In the majority of our American culture today, Christmas has a lot more to do with materialism than it does with Jesus. As you probably know, this is due to a long but persistent trend of our culture leaving God and focusing on more trivial pursuits like money, pleasure and self-fulfillment. Each year, the “meaning” of Christmas tends to fade away in favor of the pursuit of that hard-to-find gift and credit card debt amidst lavish (and often unnecessary) gifts.

But this trend should not really bother us much because no matter the state of the world, God is in control. If we truly believe and cast our worries and cares upon Jesus, He will take care of us, no matter the state of the culture or society around us. Jesus said: “Come to Me, all you who labor and are heavy laden, and I will give you rest. Take My yoke upon you and learn from Me, for I am gentle and lowly in heart, and you will find rest for your souls. For My yoke is easy and My burden is light.” Matthew 11:28-30

Because of this admonition, we know the Lord is there to shelter us, to be our rock in times of turmoil. Sin in our society should bother us, but it should never overshadow the faith we have in the living God! A large measure of deep, abiding faith is required of us and we will summarily survive to follow Christ another day. Even though our culture is straying noticeably from God, we continue on and we nurture our faith because there is one true God – and in Him our hope lives!

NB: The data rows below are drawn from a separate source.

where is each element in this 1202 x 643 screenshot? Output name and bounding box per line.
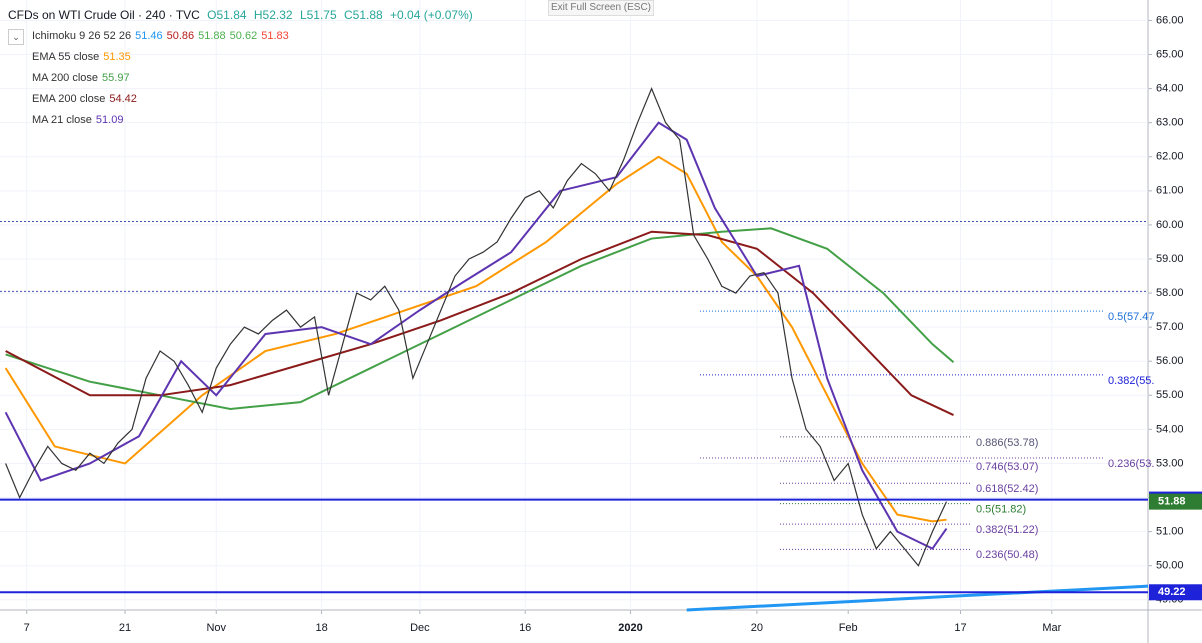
y-tick-label: 56.00	[1156, 355, 1184, 367]
indicator-legend: MA 21 close 51.09	[32, 114, 127, 126]
legend-value: 51.88	[198, 30, 226, 42]
legend-value: 51.83	[261, 30, 289, 42]
fib-label: 0.886(53.78)	[976, 437, 1038, 449]
ohlc: +0.04 (+0.07%)	[390, 8, 473, 22]
legend-name: EMA 55 close	[32, 51, 100, 63]
legend-name: EMA 200 close	[32, 93, 106, 105]
price-box-label: 49.22	[1158, 586, 1186, 598]
y-tick-label: 62.00	[1156, 151, 1184, 163]
x-tick-label: 2020	[618, 622, 642, 634]
y-tick-label: 64.00	[1156, 83, 1184, 95]
y-tick-label: 55.00	[1156, 389, 1184, 401]
y-tick-label: 51.00	[1156, 526, 1184, 538]
indicator-line	[4, 121, 948, 550]
price-line	[5, 87, 948, 567]
header: CFDs on WTI Crude Oil · 240 · TVC O51.84…	[8, 8, 477, 22]
indicator-line	[4, 155, 947, 523]
legend-name: MA 200 close	[32, 72, 99, 84]
indicator-legend: EMA 55 close 51.35	[32, 51, 135, 63]
legend-name: MA 21 close	[32, 114, 92, 126]
ohlc: H52.32	[253, 8, 293, 22]
legend-value: 51.46	[135, 30, 163, 42]
y-tick-label: 66.00	[1156, 14, 1184, 26]
fib-label: 0.382(55.	[1108, 375, 1154, 387]
y-tick-label: 54.00	[1156, 423, 1184, 435]
ohlc: C51.88	[343, 8, 383, 22]
legend-value: 50.62	[229, 30, 258, 42]
x-tick-label: 16	[519, 622, 531, 634]
x-tick-label: 7	[24, 622, 30, 634]
x-tick-label: Nov	[206, 622, 226, 634]
trend-line	[686, 584, 1149, 612]
y-tick-label: 59.00	[1156, 253, 1184, 265]
ohlc: L51.75	[299, 8, 337, 22]
ichimoku-legend: Ichimoku 9 26 52 26 51.46 50.86 51.88 50.62 5…	[32, 30, 293, 42]
price-box	[1149, 493, 1202, 510]
x-tick-label: 20	[751, 622, 763, 634]
indicator-line	[5, 230, 954, 416]
axis-panel	[1148, 0, 1202, 643]
ohlc: O51.84	[207, 8, 247, 22]
fib-label: 0.5(57.47	[1108, 311, 1154, 323]
chart-title: CFDs on WTI Crude Oil · 240 · TVC	[8, 8, 200, 22]
legend-value: 55.97	[102, 72, 130, 84]
fib-label: 0.236(50.48)	[976, 549, 1038, 561]
y-tick-label: 65.00	[1156, 48, 1184, 60]
fib-label: 0.746(53.07)	[976, 461, 1038, 473]
x-tick-label: Dec	[410, 622, 430, 634]
collapse-button[interactable]: ⌄	[8, 29, 24, 45]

Do I wish it could be as it was in the 1940s or 50s when there was prayer in schools and dust on the family Bible was a sign of a family losing its way? Naturally! But that is not up to us. Almighty God is in control, and those of us that follow Him know that He is seeking the best outcome for those who love Him: “And we know that all things work together for good to those who love God, to those who are the called according to His purpose.” Romans 8:28

For my family and me, Christmas is more about spending time together, being away from work or school and giving each other gifts than it is about Jesus; we do our best to honor Jesus all the time, not just on this holiday.

Today my earnest wish for you and those close to you is that you celebrate Christ and what He means to you in accordance with the guidance we receive from the Bible.

As we exchange gifts, let us not forget the greatest gift we have ever received: God’s only Son and our precious Savior Jesus Christ.